La problématique de l’économie de l’enseignement bilingue en Afrique est souvent posée dans les débats en termes de coûts onéreux à cause de la multiplicité des langues. Pourtant aucune étude scientifique n’étaye de telles opinions. [Et pourtant], le financement de l’enseignement bilingue constitue un investissement relativement faible et exceptionnellement rentable.
Mamadou Ndoye, ancien ministre de l’Education nationale du Sénégal
En somme, la question n’est plus de savoir si l’Afrique peut enseigner dans ses langues, mais si elle peut encore se permettre de ne pas le faire.
Découvrir le discours intégral de Professeur Mamadou Ndoye exprimé lors du Colloque international sur le multilinguisme et la diversité à l’école, porté par l’OIF-IFEF.
Un plaidoyer pour une dynamique renouvelée, participative et pérenne
Ce plaidoyer a mis en évidence la nécessité d’un engagement politique fort, adossé à une recherche contextualisée, des pratiques pédagogiques éprouvées et une collaboration multisectorielle alliant institutions publiques, acteurs académiques, organisations de terrain et partenaires techniques et financiers du secteur public comme du secteur privé.
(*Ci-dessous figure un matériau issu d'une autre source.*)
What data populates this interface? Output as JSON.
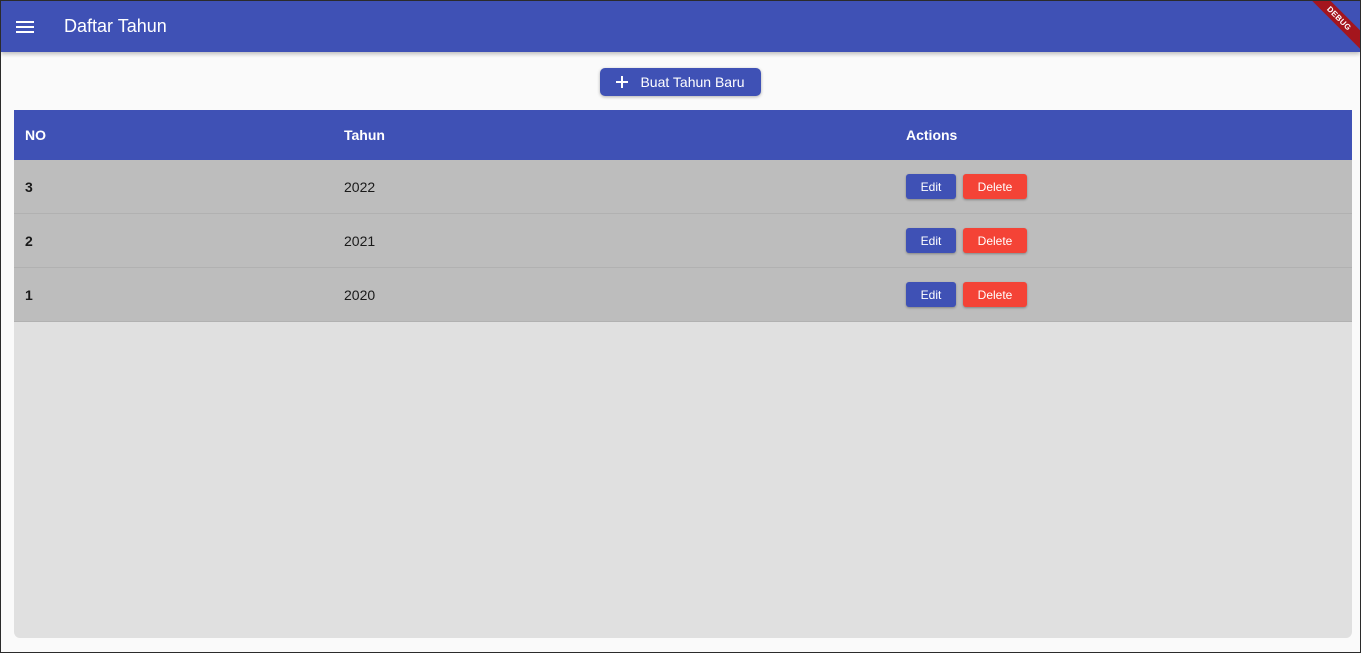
{
  "appbar": {
    "title": "Daftar Tahun",
    "menu_icon": "menu-icon",
    "debug_banner": "DEBUG"
  },
  "toolbar": {
    "new_button_label": "Buat Tahun Baru",
    "new_button_icon": "plus-icon"
  },
  "table": {
    "headers": {
      "no": "NO",
      "tahun": "Tahun",
      "actions": "Actions"
    },
    "rows": [
      {
        "no": "3",
        "tahun": "2022",
        "edit_label": "Edit",
        "delete_label": "Delete"
      },
      {
        "no": "2",
        "tahun": "2021",
        "edit_label": "Edit",
        "delete_label": "Delete"
      },
      {
        "no": "1",
        "tahun": "2020",
        "edit_label": "Edit",
        "delete_label": "Delete"
      }
    ]
  },
  "colors": {
    "primary": "#3f51b5",
    "danger": "#f44336",
    "row_background": "#bdbdbd",
    "table_background": "#e0e0e0",
    "debug_banner": "#a4151d"
  }
}
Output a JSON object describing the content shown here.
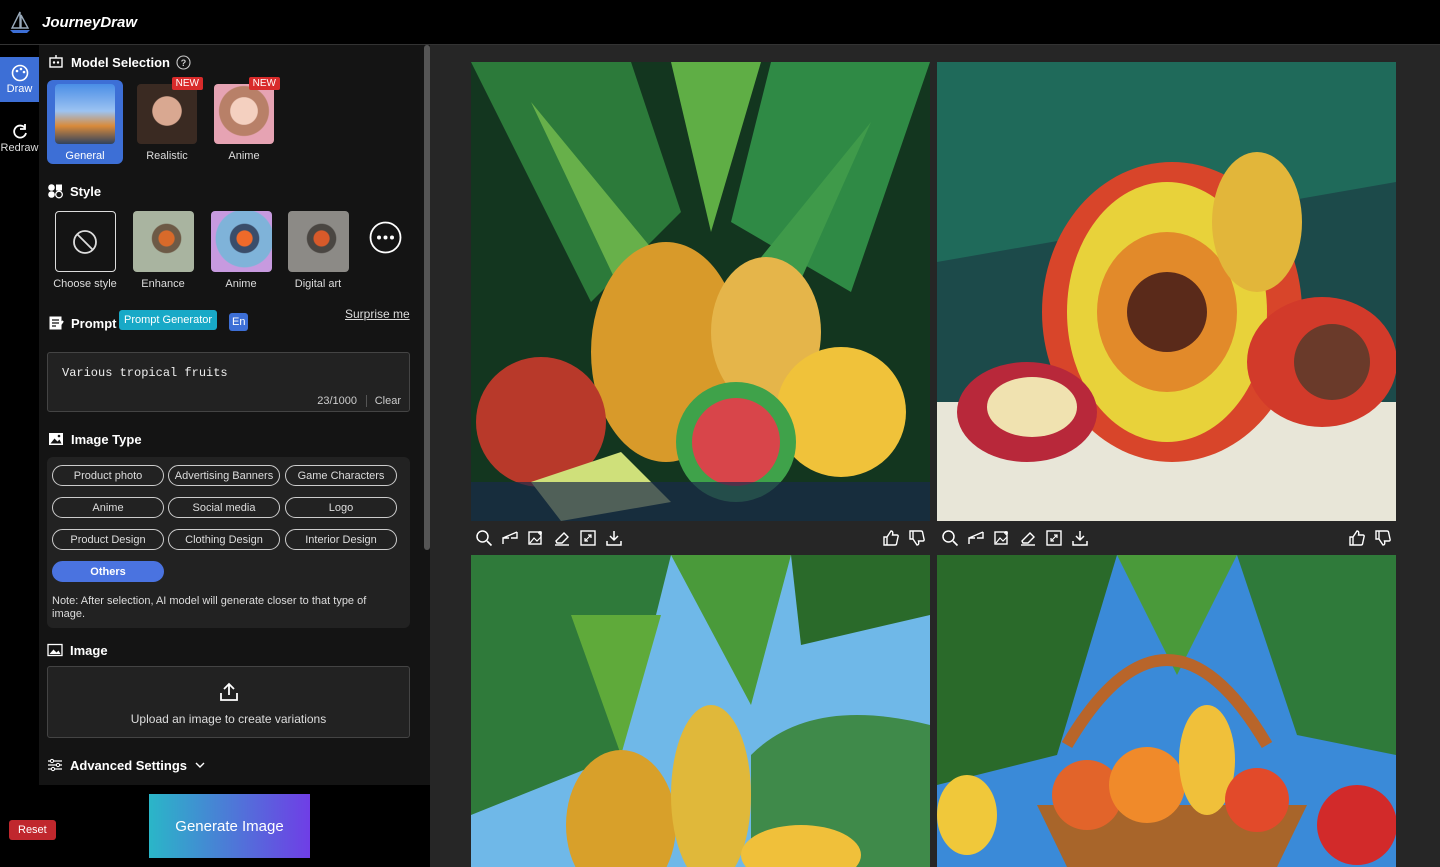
{
  "app": {
    "title": "JourneyDraw"
  },
  "rail": {
    "draw": "Draw",
    "redraw": "Redraw"
  },
  "model_section": {
    "title": "Model Selection",
    "models": [
      {
        "label": "General",
        "badge": ""
      },
      {
        "label": "Realistic",
        "badge": "NEW"
      },
      {
        "label": "Anime",
        "badge": "NEW"
      }
    ]
  },
  "style_section": {
    "title": "Style",
    "items": [
      {
        "label": "Choose style"
      },
      {
        "label": "Enhance"
      },
      {
        "label": "Anime"
      },
      {
        "label": "Digital art"
      }
    ]
  },
  "prompt": {
    "title": "Prompt",
    "generator_label": "Prompt Generator",
    "lang": "En",
    "surprise": "Surprise me",
    "value": "Various tropical fruits",
    "count": "23/1000",
    "clear": "Clear"
  },
  "image_type": {
    "title": "Image Type",
    "options": [
      "Product photo",
      "Advertising Banners",
      "Game Characters",
      "Anime",
      "Social media",
      "Logo",
      "Product Design",
      "Clothing Design",
      "Interior Design",
      "Others"
    ],
    "selected": "Others",
    "note": "Note: After selection, AI model will generate closer to that type of image."
  },
  "image_section": {
    "title": "Image",
    "upload_text": "Upload an image to create variations"
  },
  "advanced": {
    "title": "Advanced Settings"
  },
  "actions": {
    "reset": "Reset",
    "generate": "Generate Image"
  },
  "colors": {
    "accent": "#3d6fd6",
    "generate_start": "#2ab6c8",
    "generate_end": "#6f3ee6",
    "reset": "#c0272d",
    "new_badge": "#d92b2b"
  }
}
En effet, la généralisation du bilinguisme scolaire ne peut réussir sans un changement structurel dans la manière dont les systèmes éducatifs sont pensés et gouvernés. Pour réussir, elle doit être ascendante, construite à partir des besoins des territoires, et s’appuyer sur des consensus locaux solides.
L’élan est là. Reste désormais à le transformer en action.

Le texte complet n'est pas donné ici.